At the same time, the fierce Swedish ethos of personal integritet, or privacy, provides cultural constraint on snooping. The FRA is not technologically driven to tap into everything it could access as capabilities expand exponentially, FRA spokesman Wallin says. The systematic ethics training for all FRA employees seems to be reinforced by the esprit of the agency, along with need-to-know compartmentalization of access to raw intelligence.  Ethics training covers the relevant legal framework, oversight agencies, obligations of the civil service, and the public’s right to freedom of information.

Most important, the Defense Intelligence Court that must approve new targets for surveillance has an ombudsman present at all authorization hearings to raise objections about potential violations of  Swedish citizens’ privacy rights. This is not the case with its American counterpart, the Foreign Intelligence Surveillance Court, where there is no built-in challenge to mission creep and where American reporting has described a bench that philosophically favors expansion of secret surveillance at the cost of privacy.

When the Swedish Military Intelligence and Security Service, Intelligence Office (CIA equivalent), or Security Police (FBI equivalent) propose targets for FRA eavesdropping, the Defense Intelligence Court ombudsman raises questions about safeguards, explains Annica Hellstrom, head of the court secretariat in Stockholm. The ombudsman does not participate in writing the final judgment. That is made by the court chairman (or his deputy) and two persons from the court roster of six “special members” drawn from prominent Swedes across the political spectrum. Because of the secrecy of court proceedings, Hellstrom could not give any indication of how often, if ever, requests for surveillance targeting are rejected on grounds of potential violation of the country’s robust privacy laws.

A further control mechanism is the Defense Intelligence Court review of new surveillance targets after six months. There is no extension of authorization by default. The court sends copies of its authorizations to the Defense Intelligence Inspection, which then monitors ongoing compliance with the mandate.
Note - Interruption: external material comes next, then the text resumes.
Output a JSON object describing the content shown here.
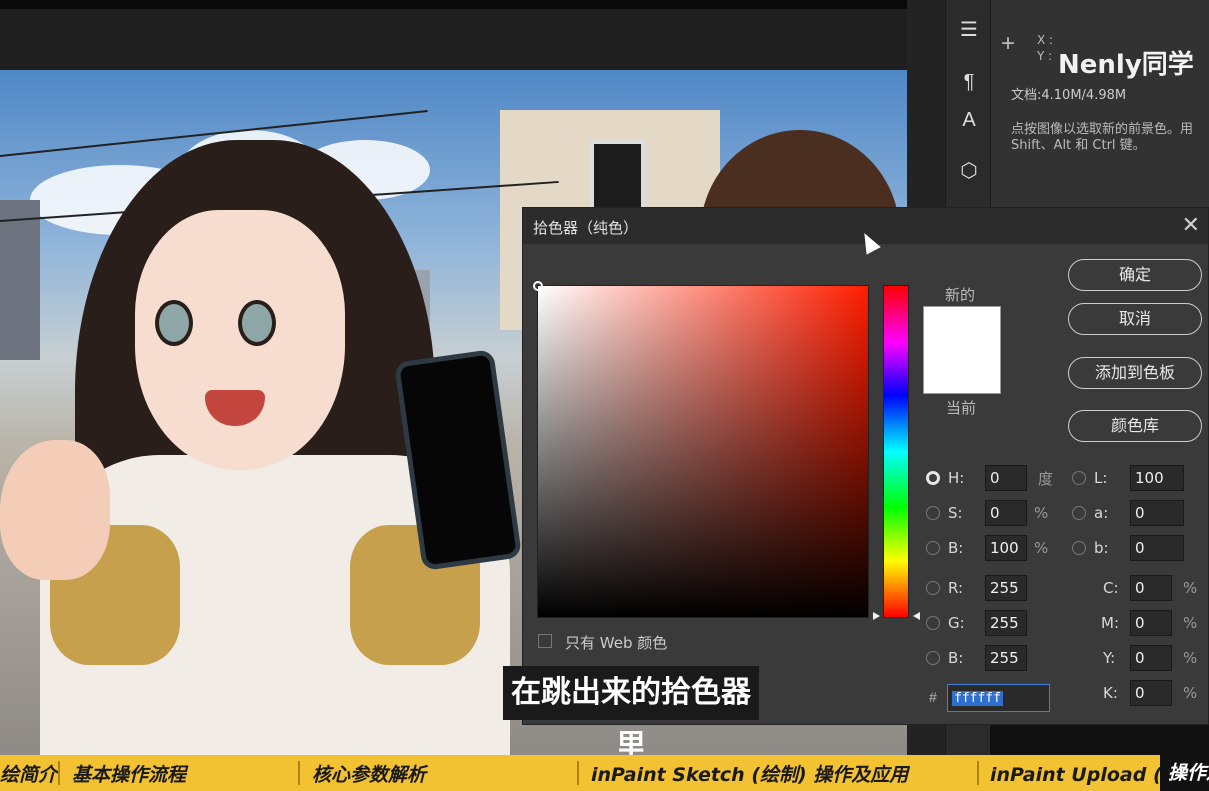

The court does not report to a parliamentary oversight committee, as there has been no permanent Riksdag intelligence committee since the first six months after the basic law for the current FRA came into force in 2009.

In answer to a question, FRA spokesman Wallin said the FRA is not technologically driven by ever improving surveillance capabilities to expand its operations and bulk data storage. On the contrary, it is eager to get rid of excess data, “not only because it is good for privacy, but also because it would fill our capacity with a lot of junk.” It adheres to the legal ban on monitoring domestic communications between Swedes. As a general rule, it destroys metadata after one year, although this period may be extended to three years for cases of ongoing analysis.

And, oh yes, there is one more Swedish example the US Congress might like to think about. Apart from strictly ringfenced technical jobs, the FRA does not outsource its tasks to subcontractors.

Elizabeth Pond is a Berlin-based American journalist and author.